By 1964, after 30 years of faithful 16-hours-a-day service, the Kimball's mechanisms were worn out, and it was decided to rebuild it with extensive renovations and additions by the Schantz Organ Company.

On May 16, 1965, Dean Lavahn Maesch, '26, dedicated the four-manual Schantz organ. At 51 stops, 63 ranks, and 3,651 pipes, it would be the largest organ ever to occupy the Chapel. The console was on the floor against the stage. The carillon was amplified into the auditorium and/or to the campus at large through the chapel steeple.

The organ pipes were on the same shelf at the back of the stage where the Kimball's had been, and all of the theatrical curtains were removed. The side walls of the stage were parallel to one another, not slanted as they are at present. Whereas the Steere and Kimball pipes had been hidden behind a screen, the Schantz pipes from the Great, Positiv, Bombarde, and Pedal divisions were on display -- a common practice in those days.

The Chapel was now air-conditioned, but provision had not been made to provide sufficient humidity to the room. Dry heat, moisture forming on a cold north wall, and lack of humidity caused this poor organ many difficulties. There were tonal problems as well, which were not entirely the fault of the Schantz Company. In reaction to decades of organs perceived tonally as "bottom heavy," the fashion of the times dictated that organs should now be "thin" on the bottom and "heavy" on top. Balance problems were many. It was almost impossible to hear the inner voices of a fugue, for example.

The campaign to install a finely voiced, mechanical-key-action organ, was begun by Professor Miriam Duncan and carried on by the organ students who formed the "Tracker Backer" club.
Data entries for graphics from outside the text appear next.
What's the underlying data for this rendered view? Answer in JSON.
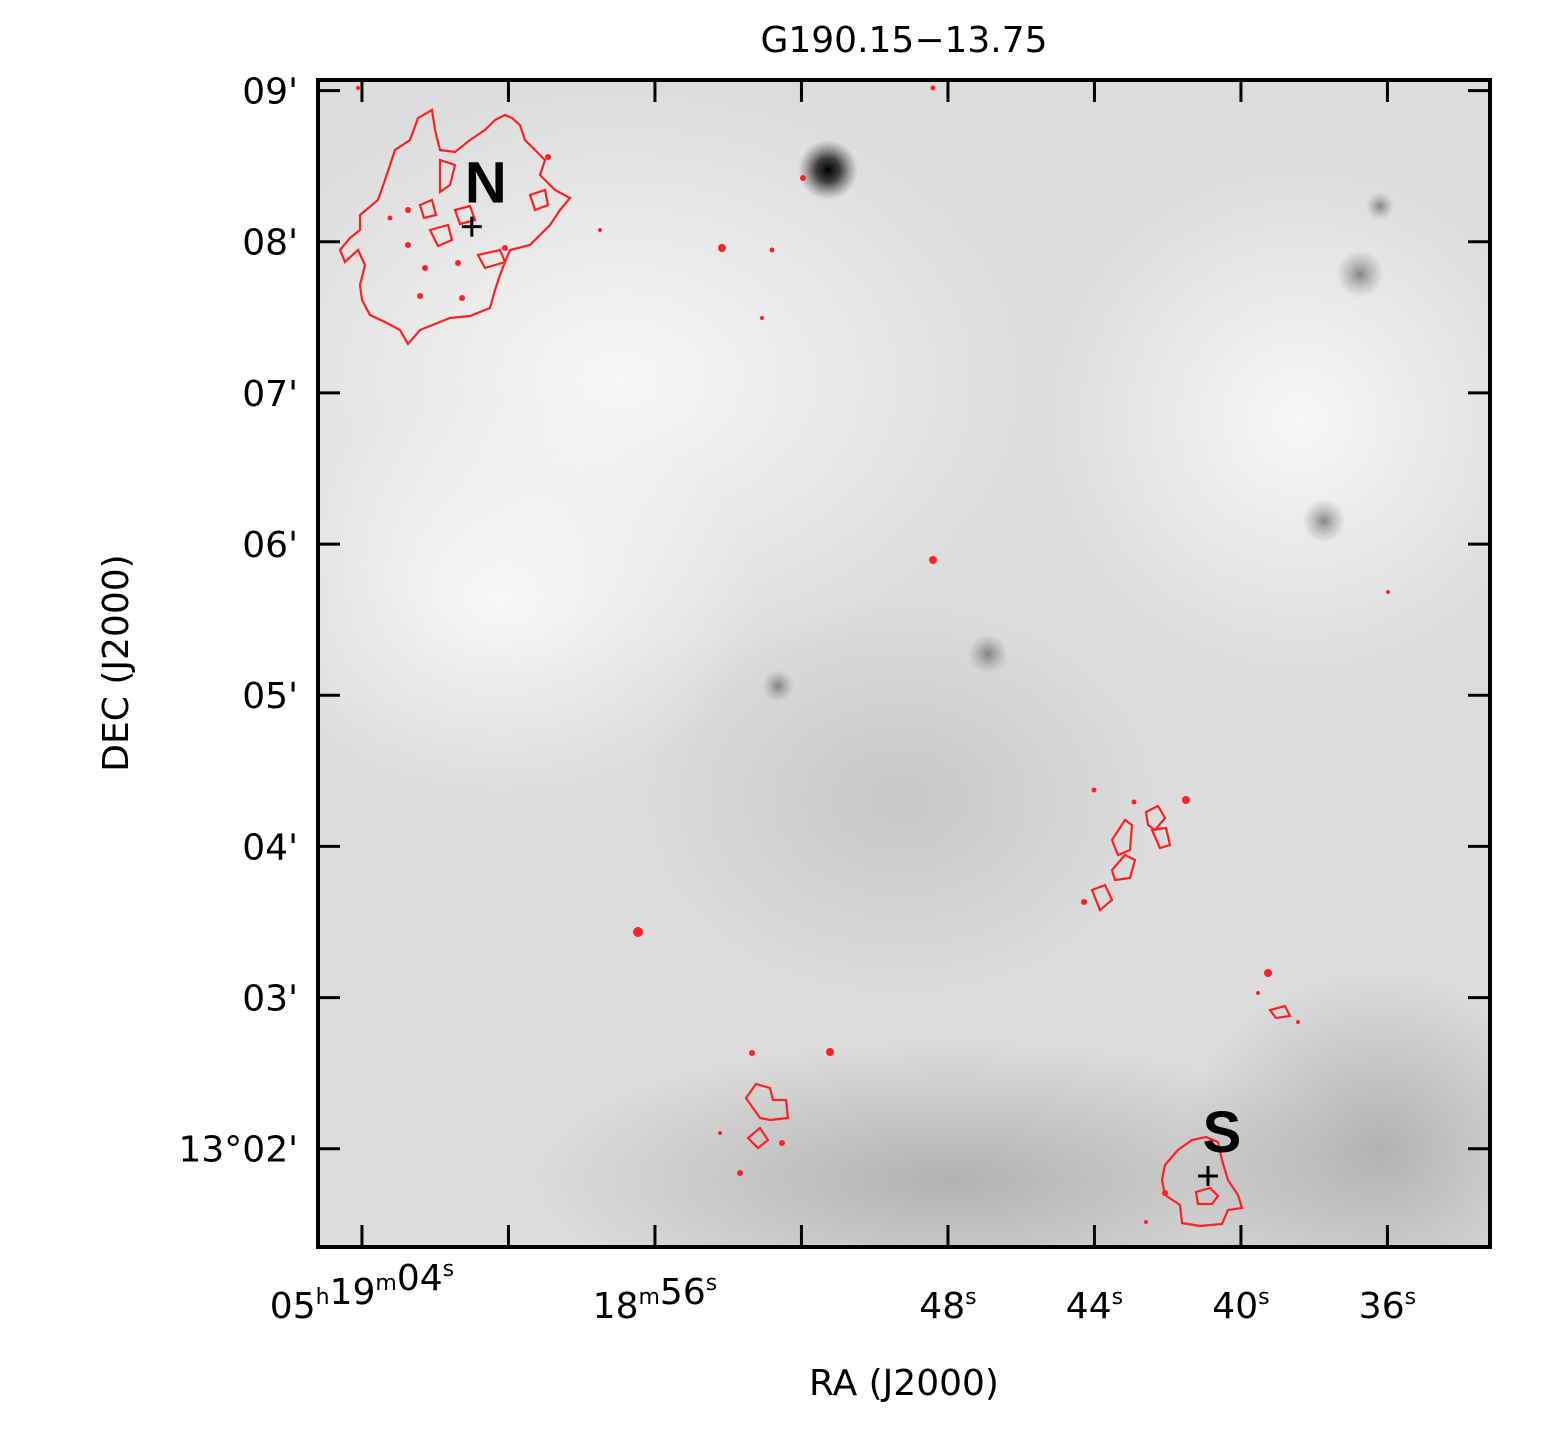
{
  "chart_data": {
    "type": "image",
    "title": "G190.15−13.75",
    "xlabel": "RA (J2000)",
    "ylabel": "DEC (J2000)",
    "x_unit": "seconds of RA offset from 05h18m00s",
    "y_unit": "arcmin of DEC offset from +13°00'",
    "xlim": [
      65.2,
      33.2
    ],
    "ylim": [
      1.35,
      9.07
    ],
    "x_ticks": [
      {
        "value": 64,
        "label": "05h19m04s"
      },
      {
        "value": 60,
        "label": ""
      },
      {
        "value": 56,
        "label": "18m56s"
      },
      {
        "value": 52,
        "label": ""
      },
      {
        "value": 48,
        "label": "48s"
      },
      {
        "value": 44,
        "label": "44s"
      },
      {
        "value": 40,
        "label": "40s"
      },
      {
        "value": 36,
        "label": "36s"
      }
    ],
    "y_ticks": [
      {
        "value": 9,
        "label": "09'"
      },
      {
        "value": 8,
        "label": "08'"
      },
      {
        "value": 7,
        "label": "07'"
      },
      {
        "value": 6,
        "label": "06'"
      },
      {
        "value": 5,
        "label": "05'"
      },
      {
        "value": 4,
        "label": "04'"
      },
      {
        "value": 3,
        "label": "03'"
      },
      {
        "value": 2,
        "label": "13°02'"
      }
    ],
    "markers": [
      {
        "label": "N",
        "x": 61.0,
        "y": 8.1
      },
      {
        "label": "S",
        "x": 40.9,
        "y": 1.82
      }
    ],
    "contour_color": "#ff2020",
    "background": "grayscale"
  }
}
We all wore bright yellow "Tracker Backer" buttons. (This term, created at Lawrence, has found its way into the lexicon of organists all over the world!) The tracker-action organ, having been out of fashion since electricity came along, had, by the 1960s, returned as the instrument of choice for many organists because of the more intimate contact and control the organist has over the production of sound.

Miriam Duncan retired in 1984. George Damp followed her as university organist and took up the cause. Conservatory Dean Robert Dodson and Professor Damp began the final push to get a new organ -- a tracker (mechanical-action) organ.

In 1993, the Schantz organ was sold to the Alamo Heights United Methodist Church, San Antonio, Texas, where it was made part of another instrument, making a very large organ. The pipes have been revoiced, and, from all reports, the instrument is quite successful.